Arrays of microneedles were proposed as a way of administering drugs through the skin in the 1970s, for example in expired U.S. Pat. No. 3,964,482. Microneedle or microstructure arrays can facilitate the passage of drugs through or into human skin and other biological membranes in circumstances where ordinary transdermal administration is inadequate. Microstructure arrays can also be used to sample fluids found in the vicinity of a biological membrane such as interstitial fluid, which is then tested for the presence of biomarkers.
In recent years it has become more feasible to manufacture microstructure arrays in a way that makes their widespread use financially feasible. U.S. Pat. No. 6,451,240 discloses some methods of manufacturing microneedle arrays. If the arrays are sufficiently inexpensive, for example, they may be marketed as disposable devices. A disposable device may be preferable to a reusable one in order to avoid the question of the integrity of the device being compromised by previous use and to avoid the potential need of resterilizing the device after each use and maintaining it in controlled storage.
Despite much initial work on fabricating microneedle arrays in silicon or metals, there are significant advantages to polymeric arrays. U.S. Pat. No. 6,451,240 discloses some methods of manufacturing polymeric microneedle arrays. Arrays made primarily of biodegradable polymers also have some advantages. U.S. Pat. No. 6,945,952 and U.S. Published Patent Applications Nos. 2002/0082543 and 2005/0197308 have some discussion of microneedle arrays made of biodegradable polymers. A detailed description of the fabrication of a microneedle array made of polyglycolic acid is found in Jung-Hwan Park et al., “Biodegradable polymer microneedles: Fabrication, mechanics, and transdermal drug delivery,” J. of Controlled Release, 104:51-66 (2005). These biodegradable microstructure arrays (MSA) may consist of a biodegradable tip portion containing a dried active pharmaceutical ingredient (API) and excipients in a biocompatible and water soluble polymer matrix. A backing portion, which connects and supports the tips, may consist of a biocompatible, non-water soluble polymer matrix. Once the MSA penetrates into the subject's skin, the tip portion rapidly dissolves and released the API very quickly, resulting in a fast Tmax.
A layered microstructure array has been described for hPTH delivery (U.S. Patent No. 2011/0276028) comprising a fast dissolving drug-in-tip distal layer and a backing layer formed of an insoluble biodegradable polymer. Administration of these microstructure arrays typically lead to fast dissolution of the distal layer and corresponding fast systemic absorption of the drug.
Many drugs require sustained delivery for a prolonged period of time including hours, days, weeks, etc. One approach for sustained delivery uses microprojection arrays with detachable microprojections such as in U.S. Pat. No. 8,366,677 and U.S. Application No. 61/745,513, (filed Dec. 21, 2012), which is incorporated herein by reference.
Therefore, there is a need for a microstructure array that provides for sustained or extended delivery of a therapeutic agent. Furthermore, there is a need to modulate or modify the drug release profile from the microstructure array in order to meet therapeutic requirements for therapeutic agents.
The microstructure arrays are preferably retained on or at the administration site for a period of time for a suitable or desired delivery of the therapeutic agent. One approach for maintaining the array at the delivery site uses a microneedle device that is applied to skin and adhered using a pressure sensitive adhesive surrounding the microneedle array, e.g. U.S. Pat. No. 8,267,889. This approach does not hold the microneedles closely to the skin except at the perimeter of the array where the adhesive contacts the skin and the edge of the array. U.S. Pat.
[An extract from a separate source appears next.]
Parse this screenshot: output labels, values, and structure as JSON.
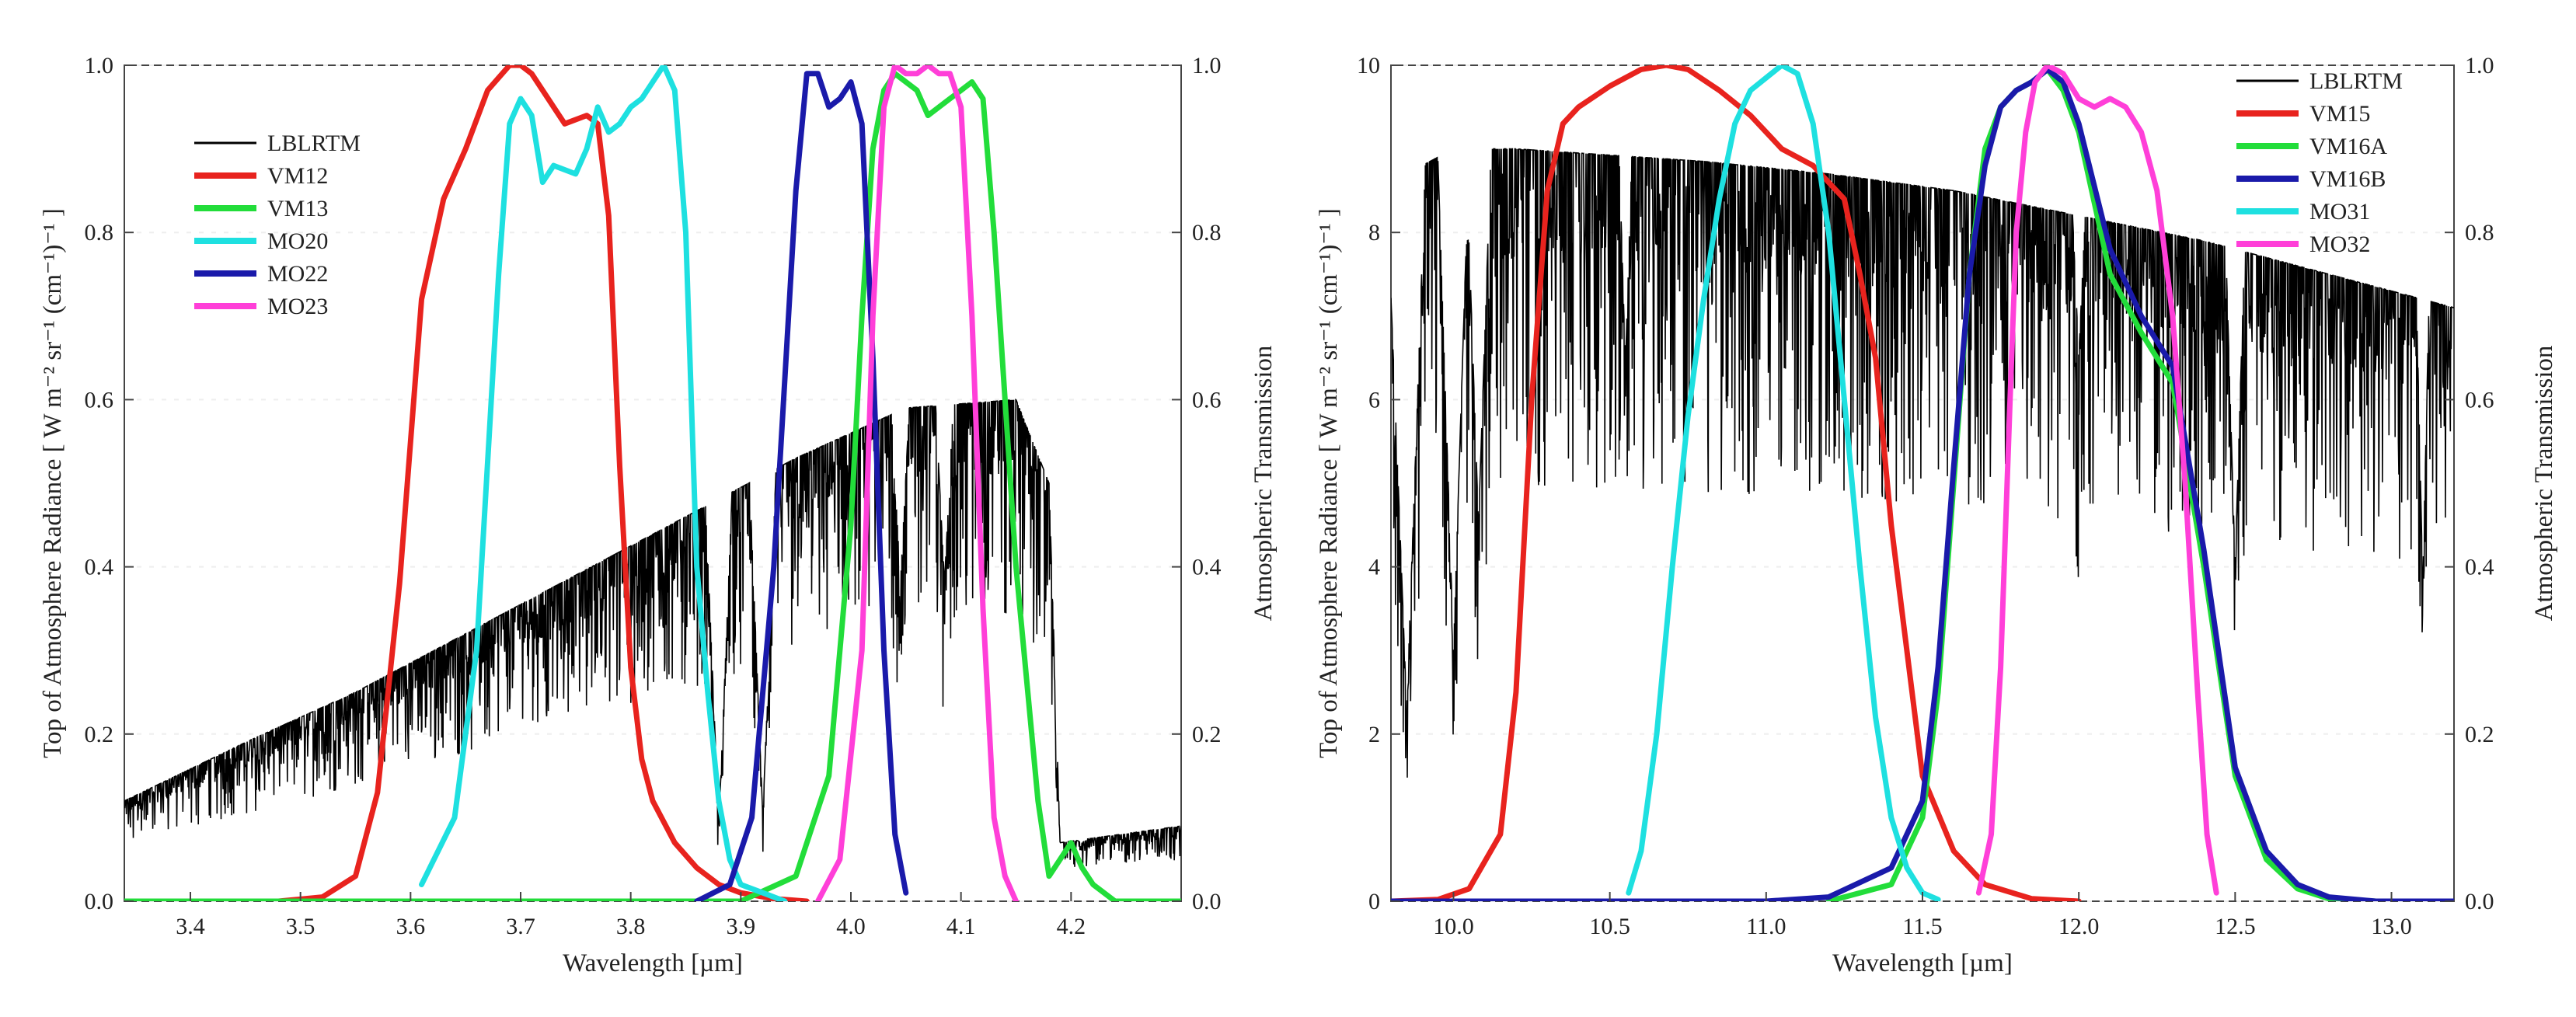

No. 7,184,826 describes the use of microblades for piercing the skin to enhance delivery. To anchor the microblades, they may include a prong or barb extending from the microblades or include a partial adhesive coating. Microneedle arrays including a coating comprising a therapeutic agent coating have also been described, e.g. U.S. Pat. No. 8,057,842.
Thus, there is also a need in the art for microprojection arrays suitable for extended wear that provide better adhesion of the microprojection array and/or better contact of the microprojections and/or arrays.
The foregoing examples of the related art and limitations related therewith are intended to be illustrative and not exclusive. Other limitations of the related art will become apparent to those of skill in the art upon a reading of the specification and a study of the drawings.